Antes de precipitarse definitivamente, unos traficantes le habían roto los dientes. La paliza que hizo añicos su boca no hubiese sucedido si no hubiese fatigado las calles de San Francisco en busca de heroína. Se ha escrito mucho sobre los dientes de Chet Baker. Se cuenta siempre que el músico brillante tuvo que reformar su manera de tocar. Sin dientes, nada era como antes. Antes de perderlos, fue uno de esos poetas sublimes del jazz —con Bill Evans, con Charlie Parker, con Lester Young— que hacían bailar el alma o la prendían de amor. Como si tuviera alas: así tituló su autobiografía. Hoy, temprano, escuchando My funny Valentine, he tenido alas yo mismo. Me servirán para el miércoles. Qué preciosa melodía, qué adentro llega. No es nada que requiera disciplina. Se siente que vivir vale la pena cuando uno aplica con esmero el corazón.
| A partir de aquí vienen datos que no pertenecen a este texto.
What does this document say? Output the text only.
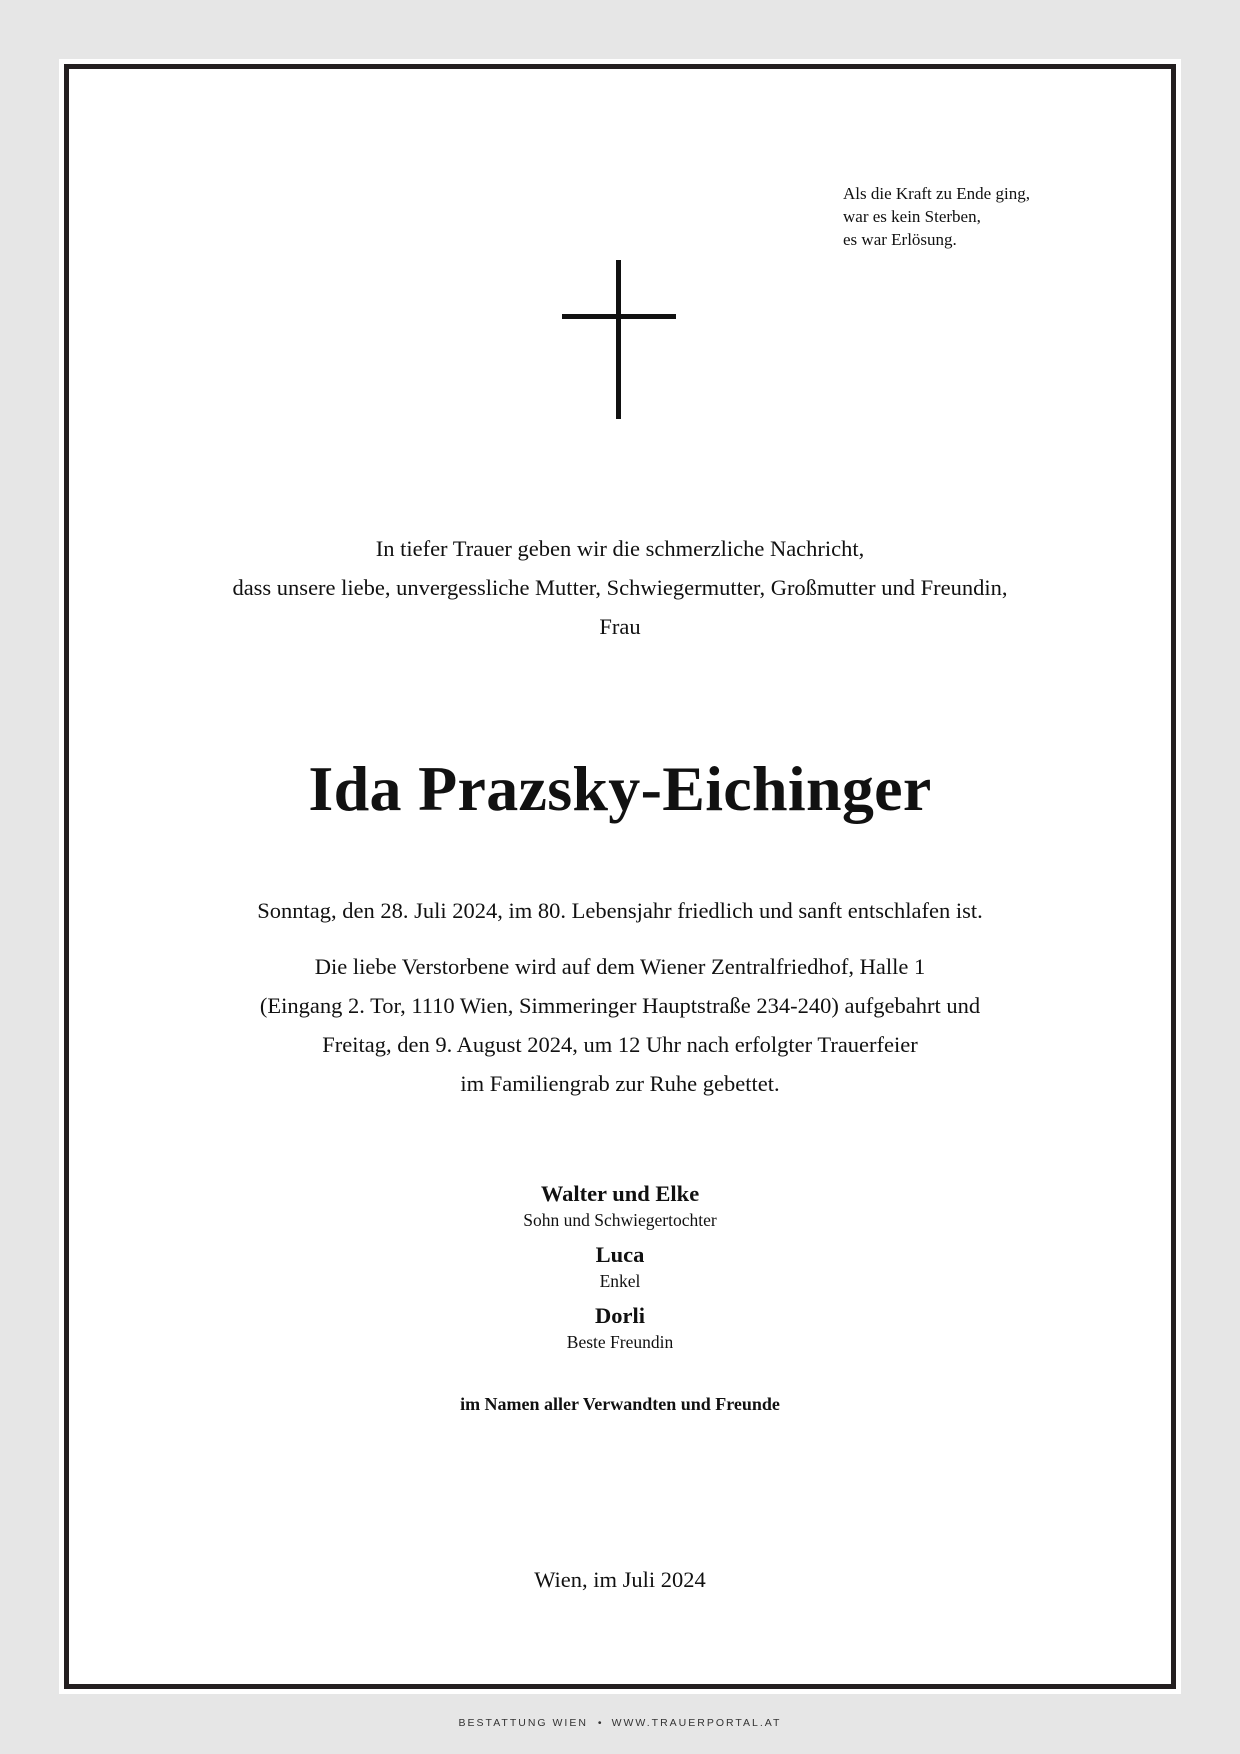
Als die Kraft zu Ende ging,
war es kein Sterben,
es war Erlösung.
In tiefer Trauer geben wir die schmerzliche Nachricht,
dass unsere liebe, unvergessliche Mutter, Schwiegermutter, Großmutter und Freundin,
Frau
Ida Prazsky-Eichinger
Sonntag, den 28. Juli 2024, im 80. Lebensjahr friedlich und sanft entschlafen ist.
Die liebe Verstorbene wird auf dem Wiener Zentralfriedhof, Halle 1
(Eingang 2. Tor, 1110 Wien, Simmeringer Hauptstraße 234-240) aufgebahrt und
Freitag, den 9. August 2024, um 12 Uhr nach erfolgter Trauerfeier
im Familiengrab zur Ruhe gebettet.
Walter und Elke
Sohn und Schwiegertochter
Luca
Enkel
Dorli
Beste Freundin
im Namen aller Verwandten und Freunde
Wien, im Juli 2024
BESTATTUNG WIEN • WWW.TRAUERPORTAL.AT
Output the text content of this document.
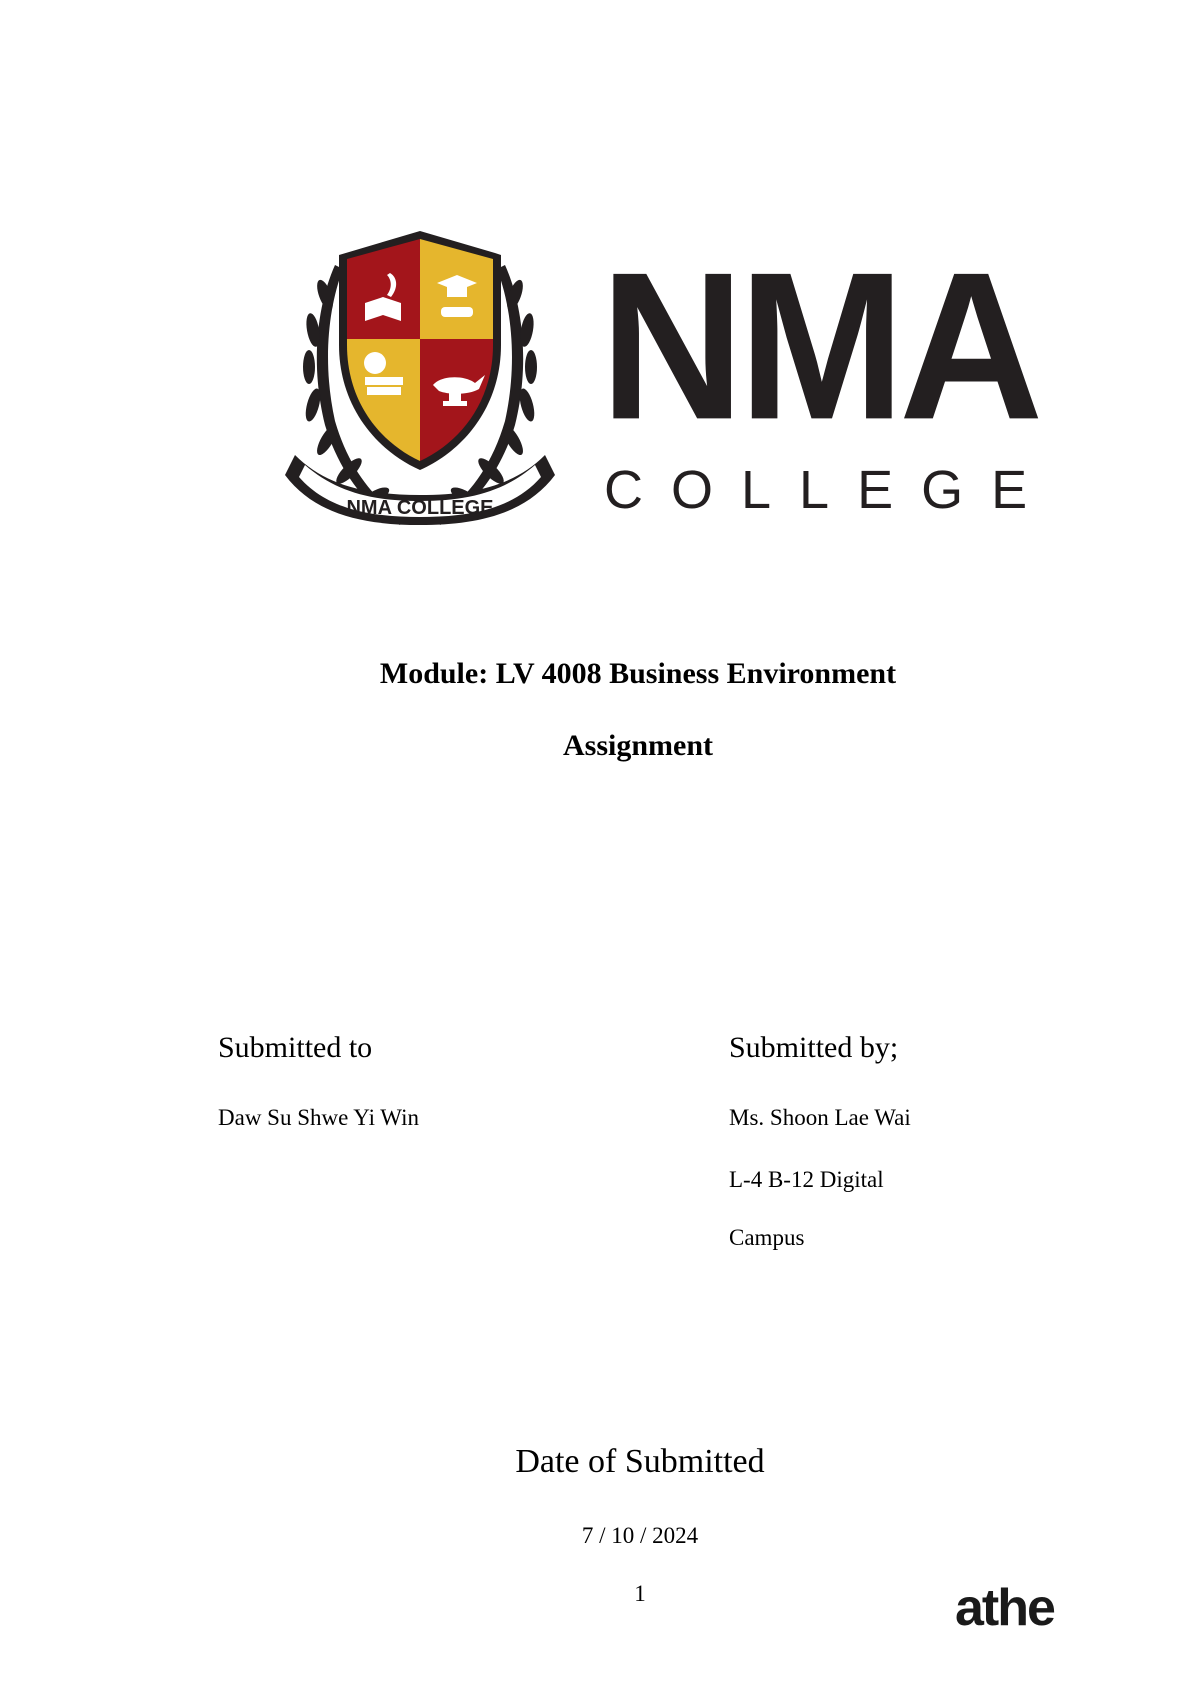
NMA COLLEGE
NMA
COLLEGE
Module: LV 4008 Business Environment
Assignment
Submitted to
Daw Su Shwe Yi Win
Submitted by;
Ms. Shoon Lae Wai
L-4 B-12 Digital
Campus
Date of Submitted
7 / 10 / 2024
1	athe
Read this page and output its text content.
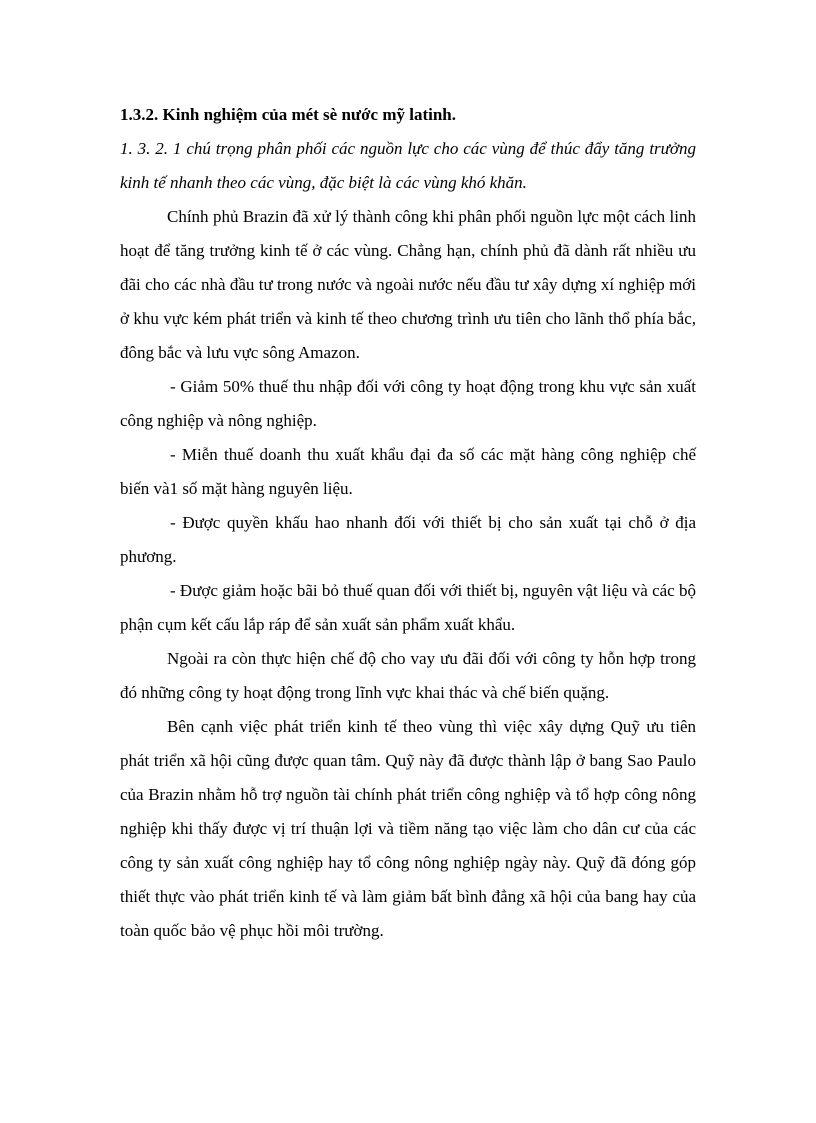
1.3.2. Kinh nghiệm của mét sè nước mỹ latinh.

1. 3. 2. 1 chú trọng phân phối các nguồn lực cho các vùng để thúc đẩy tăng trưởng kinh tế nhanh theo các vùng, đặc biệt là các vùng khó khăn.

Chính phủ Brazin đã xử lý thành công khi phân phối nguồn lực một cách linh hoạt để tăng trưởng kinh tế ở các vùng. Chẳng hạn, chính phủ đã dành rất nhiều ưu đãi cho các nhà đầu tư trong nước và ngoài nước nếu đầu tư xây dựng xí nghiệp mới ở khu vực kém phát triển và kinh tế theo chương trình ưu tiên cho lãnh thổ phía bắc, đông bắc và lưu vực sông Amazon.

- Giảm 50% thuế thu nhập đối với công ty hoạt động trong khu vực sản xuất công nghiệp và nông nghiệp.

- Miễn thuế doanh thu xuất khẩu đại đa số các mặt hàng công nghiệp chế biến và1 số mặt hàng nguyên liệu.

- Được quyền khấu hao nhanh đối với thiết bị cho sản xuất tại chỗ ở địa phương.

- Được giảm hoặc bãi bỏ thuế quan đối với thiết bị, nguyên vật liệu và các bộ phận cụm kết cấu lắp ráp để sản xuất sản phẩm xuất khẩu.

Ngoài ra còn thực hiện chế độ cho vay ưu đãi đối với công ty hỗn hợp trong đó những công ty hoạt động trong lĩnh vực khai thác và chế biến quặng.

Bên cạnh việc phát triển kinh tế theo vùng thì việc xây dựng Quỹ ưu tiên phát triển xã hội cũng được quan tâm. Quỹ này đã được thành lập ở bang Sao Paulo của Brazin nhằm hỗ trợ nguồn tài chính phát triển công nghiệp và tổ hợp công nông nghiệp khi thấy được vị trí thuận lợi và tiềm năng tạo việc làm cho dân cư của các công ty sản xuất công nghiệp hay tổ công nông nghiệp ngày này. Quỹ đã đóng góp thiết thực vào phát triển kinh tế và làm giảm bất bình đẳng xã hội của bang hay của toàn quốc bảo vệ phục hồi môi trường.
Porque a Chet Baker se le escucha con el corazón. No basta el oído. Querría uno pensar que ahora estará hablando con los ángeles. Les tocará algo de los años dorados. Nunca dejaron de serlo. Más personaje que músico a veces, Chet Baker se impregnó de ese aura de malditismo que persigue con frecuencia a los genios de cualquier disciplina artística (anoche leí poemas de Bukowski, por cierto) y no salió indemne de ese fulgor que se arrogó adrede y con el que fue feliz, a su manera, y con el que hizo felices a los demás. Hace hoy 30 años que saltó (o lo arrojaron, quién sabe) de la tercera plata de un hotel de Amsterdam. Estaba en horas bajas, no tenía el oficio de antaño, trabajaba a destajo para pagarse los vicios y, entre medias, a caballo (nunca mejor dicho eso del caballo) entre una sesión discográfica y otra, tocaba en clubs de mala muerte, sin importarle en demasía si podía o no podía tocar. Siguió en la brecha hasta el final. El bello Chet Baker, el Miles Davis blanco, nunca lo tuvo fácil. Nunca fue un embajador del jazz. Hay discos suyos que no merecen la pena, hubo conciertos en los que no respetó al público y salió herido de muerte o muerto sin ambages. Hoy, leo en El País, hace treinta años que dejó este mundo. Lo de siempre, lo de las necrológicas: sigue vivo, suena cuando uno lo reclama, vuelve a engolosinarnos (Isabel Huete, ahora la palabra es tuya, más que mía) cada vez que hace que su trompeta hable o su voz, la más dulce que ha tenido el jazz, nos haga salir de este mundo y visitar otros. Él lo hacía a capricho. Se iba cuando lo deseaba, volvía después, más humano, más débil, enfermo.

No hay comentarios:

Jazz / 11 / Chet Baker

  La ocupación del ángel es la música de las catedrales. Le concierne el temblor de la piedra. Nadie ha entendido esa destreza sutilísima co...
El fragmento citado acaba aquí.